You want to enter into a Home Improvement Contract with a client but don’t really like risking your own money to purchase materials. What can you do? You can request a downpayment but the downpayment is limited to $1,000 or 10% of the contract price whichever is less. But the Code Section in relevant part says:
B & P Code Section 7159.5 “This section applies to all home improvement contracts, as defined in Section 7151.2, between an owner or tenant and a contractor, whether a general contractor or a specialty contractor, that is licensed or subject to be licensed pursuant to this chapter with regard to the transaction.
(a) Failure by the licensee or a person subject to be licensed under this chapter, or by their agent or salesperson, to comply with the following provisions is cause for discipline:
(1) The contract shall be in writing and shall include the agreed contract amount in dollars and cents. The contract amount shall include the entire cost of the contract, including profit, labor, and materials, but excluding finance charges.
(2) If there is a separate finance charge between the contractor and the person contracting for home improvement, the finance charge shall be set out separately from the contract amount.
(3) If a downpayment will be charged, the downpayment shall not exceed one thousand dollars ($1,000) or 10 percent of the contract amount, whichever amount is less.
(4) If, in addition to a downpayment, the contract provides for payments to be made prior to completion of the work, the contract shall include a schedule of payments in dollars and cents specifically referencing the amount of work or services to be performed and any materials and equipment to be supplied.
(5) Except for a downpayment, the contractor shall neither request nor accept payment that exceeds the value of the work performed or material delivered.
(6) Upon any payment by the person contracting for home improvement, and prior to any further payment being made, the contractor shall, if requested, obtain and furnish to the person a full and unconditional release from any potential lien claimant claim or mechanics lien authorized pursuant to Sections 8400 and 8404 of the Civil Code for any portion of the work for which payment has been made. The person contracting for home improvement may withhold all further payments until these releases are furnished.
(7) If the contract provides for a payment of a salesperson’s commission out of the contract price, that payment shall be made on a pro rata basis in proportion to the schedule of payments made to the contractor by the disbursing party in accordance with paragraph (4).
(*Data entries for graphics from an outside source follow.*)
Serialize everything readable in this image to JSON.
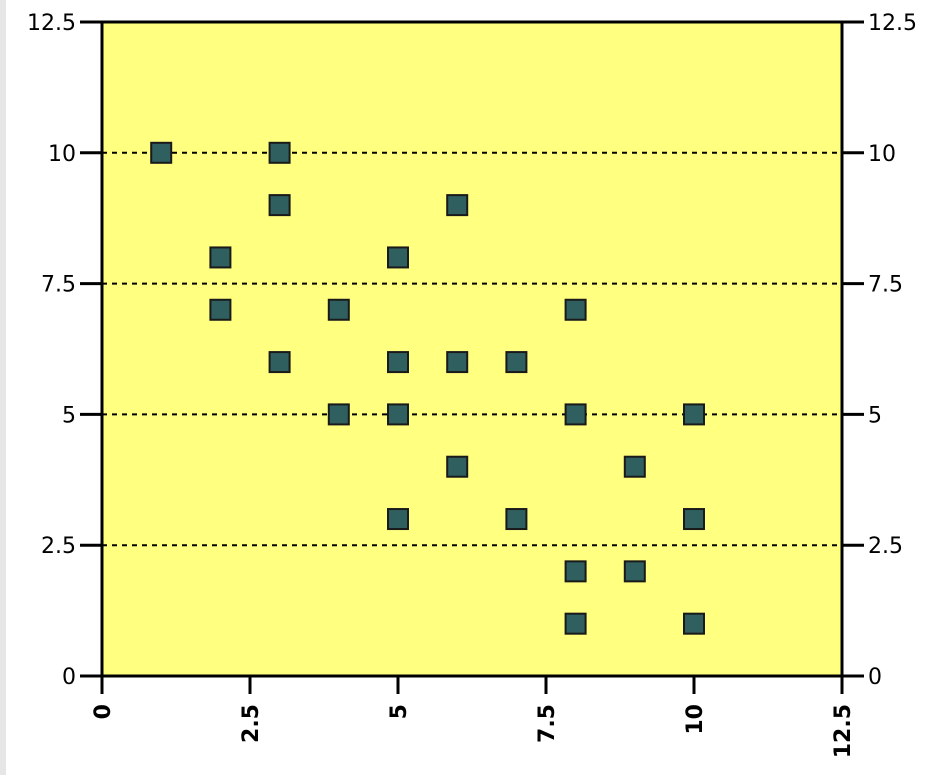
{
  "chart_data": {
    "type": "scatter",
    "title": "",
    "xlabel": "",
    "ylabel": "",
    "xlim": [
      0,
      12.5
    ],
    "ylim": [
      0,
      12.5
    ],
    "x_ticks": [
      "0",
      "2.5",
      "5",
      "7.5",
      "10",
      "12.5"
    ],
    "y_ticks": [
      "0",
      "2.5",
      "5",
      "7.5",
      "10",
      "12.5"
    ],
    "grid": "horizontal dashed at 2.5, 5, 7.5, 10",
    "plot_background": "#ffff80",
    "marker_color": "#2f5f5f",
    "points": [
      {
        "x": 1,
        "y": 10
      },
      {
        "x": 3,
        "y": 10
      },
      {
        "x": 3,
        "y": 9
      },
      {
        "x": 6,
        "y": 9
      },
      {
        "x": 2,
        "y": 8
      },
      {
        "x": 5,
        "y": 8
      },
      {
        "x": 2,
        "y": 7
      },
      {
        "x": 4,
        "y": 7
      },
      {
        "x": 8,
        "y": 7
      },
      {
        "x": 3,
        "y": 6
      },
      {
        "x": 5,
        "y": 6
      },
      {
        "x": 6,
        "y": 6
      },
      {
        "x": 7,
        "y": 6
      },
      {
        "x": 4,
        "y": 5
      },
      {
        "x": 5,
        "y": 5
      },
      {
        "x": 8,
        "y": 5
      },
      {
        "x": 10,
        "y": 5
      },
      {
        "x": 6,
        "y": 4
      },
      {
        "x": 9,
        "y": 4
      },
      {
        "x": 5,
        "y": 3
      },
      {
        "x": 7,
        "y": 3
      },
      {
        "x": 10,
        "y": 3
      },
      {
        "x": 8,
        "y": 2
      },
      {
        "x": 9,
        "y": 2
      },
      {
        "x": 8,
        "y": 1
      },
      {
        "x": 10,
        "y": 1
      }
    ]
  }
}
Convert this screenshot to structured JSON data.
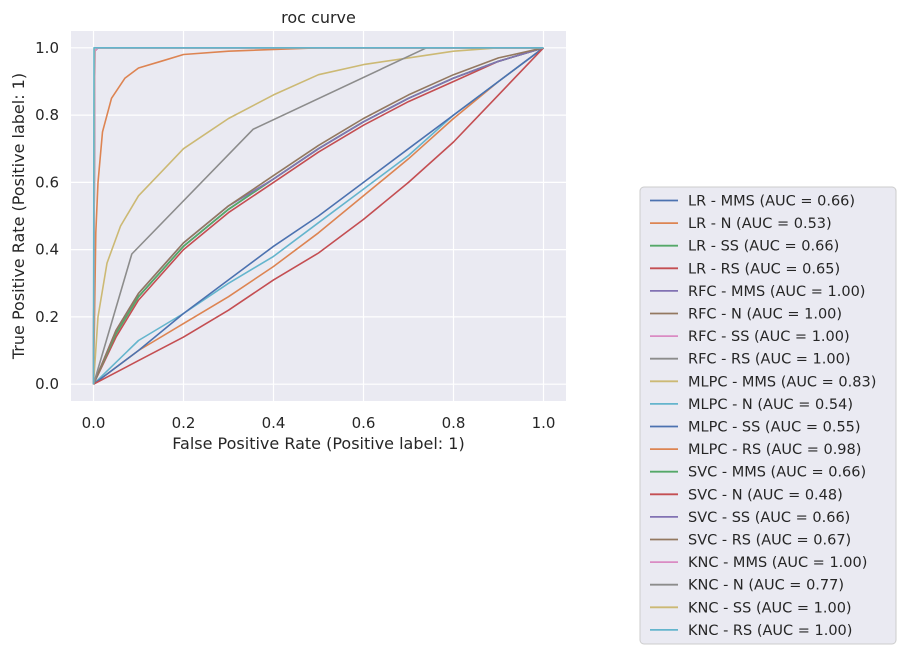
{
  "chart_data": {
    "type": "line",
    "title": "roc curve",
    "xlabel": "False Positive Rate (Positive label: 1)",
    "ylabel": "True Positive Rate (Positive label: 1)",
    "xlim": [
      -0.05,
      1.05
    ],
    "ylim": [
      -0.05,
      1.05
    ],
    "xticks": [
      0.0,
      0.2,
      0.4,
      0.6,
      0.8,
      1.0
    ],
    "yticks": [
      0.0,
      0.2,
      0.4,
      0.6,
      0.8,
      1.0
    ],
    "xtick_labels": [
      "0.0",
      "0.2",
      "0.4",
      "0.6",
      "0.8",
      "1.0"
    ],
    "ytick_labels": [
      "0.0",
      "0.2",
      "0.4",
      "0.6",
      "0.8",
      "1.0"
    ],
    "grid": true,
    "legend_position": "outside-right-bottom",
    "series": [
      {
        "name": "LR - MMS (AUC = 0.66)",
        "color": "#4c72b0",
        "x": [
          0,
          0.05,
          0.1,
          0.2,
          0.3,
          0.4,
          0.5,
          0.6,
          0.7,
          0.8,
          0.9,
          1.0
        ],
        "y": [
          0,
          0.15,
          0.26,
          0.41,
          0.52,
          0.61,
          0.7,
          0.78,
          0.85,
          0.91,
          0.96,
          1.0
        ]
      },
      {
        "name": "LR - N (AUC = 0.53)",
        "color": "#dd8452",
        "x": [
          0,
          0.1,
          0.2,
          0.3,
          0.4,
          0.5,
          0.6,
          0.7,
          0.8,
          0.9,
          1.0
        ],
        "y": [
          0,
          0.1,
          0.18,
          0.26,
          0.35,
          0.45,
          0.56,
          0.67,
          0.79,
          0.9,
          1.0
        ]
      },
      {
        "name": "LR - SS (AUC = 0.66)",
        "color": "#55a868",
        "x": [
          0,
          0.05,
          0.1,
          0.2,
          0.3,
          0.4,
          0.5,
          0.6,
          0.7,
          0.8,
          0.9,
          1.0
        ],
        "y": [
          0,
          0.15,
          0.26,
          0.41,
          0.52,
          0.61,
          0.7,
          0.78,
          0.85,
          0.91,
          0.96,
          1.0
        ]
      },
      {
        "name": "LR - RS (AUC = 0.65)",
        "color": "#c44e52",
        "x": [
          0,
          0.05,
          0.1,
          0.2,
          0.3,
          0.4,
          0.5,
          0.6,
          0.7,
          0.8,
          0.9,
          1.0
        ],
        "y": [
          0,
          0.14,
          0.25,
          0.4,
          0.51,
          0.6,
          0.69,
          0.77,
          0.84,
          0.9,
          0.96,
          1.0
        ]
      },
      {
        "name": "RFC - MMS (AUC = 1.00)",
        "color": "#8172b3",
        "x": [
          0,
          0.003,
          0.01,
          1.0
        ],
        "y": [
          0,
          0.99,
          1.0,
          1.0
        ]
      },
      {
        "name": "RFC - N (AUC = 1.00)",
        "color": "#937860",
        "x": [
          0,
          0.003,
          0.01,
          1.0
        ],
        "y": [
          0,
          0.99,
          1.0,
          1.0
        ]
      },
      {
        "name": "RFC - SS (AUC = 1.00)",
        "color": "#da8bc3",
        "x": [
          0,
          0.003,
          0.01,
          1.0
        ],
        "y": [
          0,
          0.99,
          1.0,
          1.0
        ]
      },
      {
        "name": "RFC - RS (AUC = 1.00)",
        "color": "#8c8c8c",
        "x": [
          0,
          0.003,
          0.01,
          1.0
        ],
        "y": [
          0,
          0.99,
          1.0,
          1.0
        ]
      },
      {
        "name": "MLPC - MMS (AUC = 0.83)",
        "color": "#ccb974",
        "x": [
          0,
          0.01,
          0.03,
          0.06,
          0.1,
          0.15,
          0.2,
          0.3,
          0.4,
          0.5,
          0.6,
          0.7,
          0.8,
          0.9,
          1.0
        ],
        "y": [
          0,
          0.2,
          0.36,
          0.47,
          0.56,
          0.63,
          0.7,
          0.79,
          0.86,
          0.92,
          0.95,
          0.97,
          0.99,
          1.0,
          1.0
        ]
      },
      {
        "name": "MLPC - N (AUC = 0.54)",
        "color": "#64b5cd",
        "x": [
          0,
          0.1,
          0.2,
          0.3,
          0.4,
          0.5,
          0.6,
          0.7,
          0.8,
          0.9,
          1.0
        ],
        "y": [
          0,
          0.13,
          0.21,
          0.3,
          0.38,
          0.48,
          0.58,
          0.68,
          0.8,
          0.9,
          1.0
        ]
      },
      {
        "name": "MLPC - SS (AUC = 0.55)",
        "color": "#4c72b0",
        "x": [
          0,
          0.1,
          0.2,
          0.3,
          0.4,
          0.5,
          0.6,
          0.7,
          0.8,
          0.9,
          1.0
        ],
        "y": [
          0,
          0.1,
          0.21,
          0.31,
          0.41,
          0.5,
          0.6,
          0.7,
          0.8,
          0.9,
          1.0
        ]
      },
      {
        "name": "MLPC - RS (AUC = 0.98)",
        "color": "#dd8452",
        "x": [
          0,
          0.005,
          0.01,
          0.02,
          0.04,
          0.07,
          0.1,
          0.15,
          0.2,
          0.3,
          0.5,
          0.7,
          1.0
        ],
        "y": [
          0,
          0.45,
          0.6,
          0.75,
          0.85,
          0.91,
          0.94,
          0.96,
          0.98,
          0.99,
          1.0,
          1.0,
          1.0
        ]
      },
      {
        "name": "SVC - MMS (AUC = 0.66)",
        "color": "#55a868",
        "x": [
          0,
          0.05,
          0.1,
          0.2,
          0.3,
          0.4,
          0.5,
          0.6,
          0.7,
          0.8,
          0.9,
          1.0
        ],
        "y": [
          0,
          0.15,
          0.26,
          0.41,
          0.52,
          0.61,
          0.7,
          0.78,
          0.85,
          0.91,
          0.96,
          1.0
        ]
      },
      {
        "name": "SVC - N (AUC = 0.48)",
        "color": "#c44e52",
        "x": [
          0,
          0.1,
          0.2,
          0.3,
          0.4,
          0.5,
          0.6,
          0.7,
          0.8,
          0.9,
          1.0
        ],
        "y": [
          0,
          0.07,
          0.14,
          0.22,
          0.31,
          0.39,
          0.49,
          0.6,
          0.72,
          0.86,
          1.0
        ]
      },
      {
        "name": "SVC - SS (AUC = 0.66)",
        "color": "#8172b3",
        "x": [
          0,
          0.05,
          0.1,
          0.2,
          0.3,
          0.4,
          0.5,
          0.6,
          0.7,
          0.8,
          0.9,
          1.0
        ],
        "y": [
          0,
          0.16,
          0.27,
          0.42,
          0.53,
          0.61,
          0.7,
          0.78,
          0.85,
          0.91,
          0.96,
          1.0
        ]
      },
      {
        "name": "SVC - RS (AUC = 0.67)",
        "color": "#937860",
        "x": [
          0,
          0.05,
          0.1,
          0.2,
          0.3,
          0.4,
          0.5,
          0.6,
          0.7,
          0.8,
          0.9,
          1.0
        ],
        "y": [
          0,
          0.16,
          0.27,
          0.42,
          0.53,
          0.62,
          0.71,
          0.79,
          0.86,
          0.92,
          0.97,
          1.0
        ]
      },
      {
        "name": "KNC - MMS (AUC = 1.00)",
        "color": "#da8bc3",
        "x": [
          0,
          0.003,
          0.01,
          1.0
        ],
        "y": [
          0,
          0.99,
          1.0,
          1.0
        ]
      },
      {
        "name": "KNC - N (AUC = 0.77)",
        "color": "#8c8c8c",
        "x": [
          0,
          0.085,
          0.355,
          0.74,
          1.0
        ],
        "y": [
          0,
          0.387,
          0.758,
          1.0,
          1.0
        ]
      },
      {
        "name": "KNC - SS (AUC = 1.00)",
        "color": "#ccb974",
        "x": [
          0,
          0.002,
          1.0
        ],
        "y": [
          0,
          1.0,
          1.0
        ]
      },
      {
        "name": "KNC - RS (AUC = 1.00)",
        "color": "#64b5cd",
        "x": [
          0,
          0.001,
          1.0
        ],
        "y": [
          0,
          1.0,
          1.0
        ]
      }
    ]
  }
}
(8) A contractor furnishing a performance and payment bond, lien and completion bond, or a bond equivalent or joint control approved by the registrar covering full performance and payment is exempt from paragraphs (3), (4), and (5), and need not include, as part of the contract, the statement regarding the downpayment specified in subparagraph (C) of paragraph (8) of subdivision (d) of Section 7159, the details and statement regarding progress payments specified in paragraph (9) of subdivision (d) of Section 7159, or the Mechanics Lien Warning specified in paragraph (4) of subdivision (e) of Section 7159. A contractor furnishing these bonds, bond equivalents, or a joint control approved by the registrar may accept payment prior to completion. If the contract provides for a contractor to furnish joint control, the contractor shall not have any financial or other interest in the joint control. Notwithstanding any other law, a licensee shall be licensed in this state in an active status for not less than two years prior to submitting an Application for Approval of Blanket Performance and Payment Bond as provided in Section 858.2 of Title 16 of the California Code of Regulations as it read on January 1, 2016.
(b) A violation of paragraph (1), (3), or (5) of subdivision (a) by a licensee or a person subject to be licensed under this chapter, or by their agent or salesperson, is a misdemeanor punishable by a fine of not less than one hundred dollars ($100) nor more than five thousand dollars ($5,000), or by imprisonment in a county jail not exceeding one year, or by both that fine and imprisonment….”
As can be seen if the contractor posts a bond with the CSLB then it can require a downpayment. Large entities such as Home Depots routinely post the bond so they can request all their money up front. The bond is usually high and most home remodel contractors can not afford to post it. Failing to post a bond and seeking payments for work not done or materials not furnished is a violation of number 5 above which subjects a contractor to discipline by the CSLB.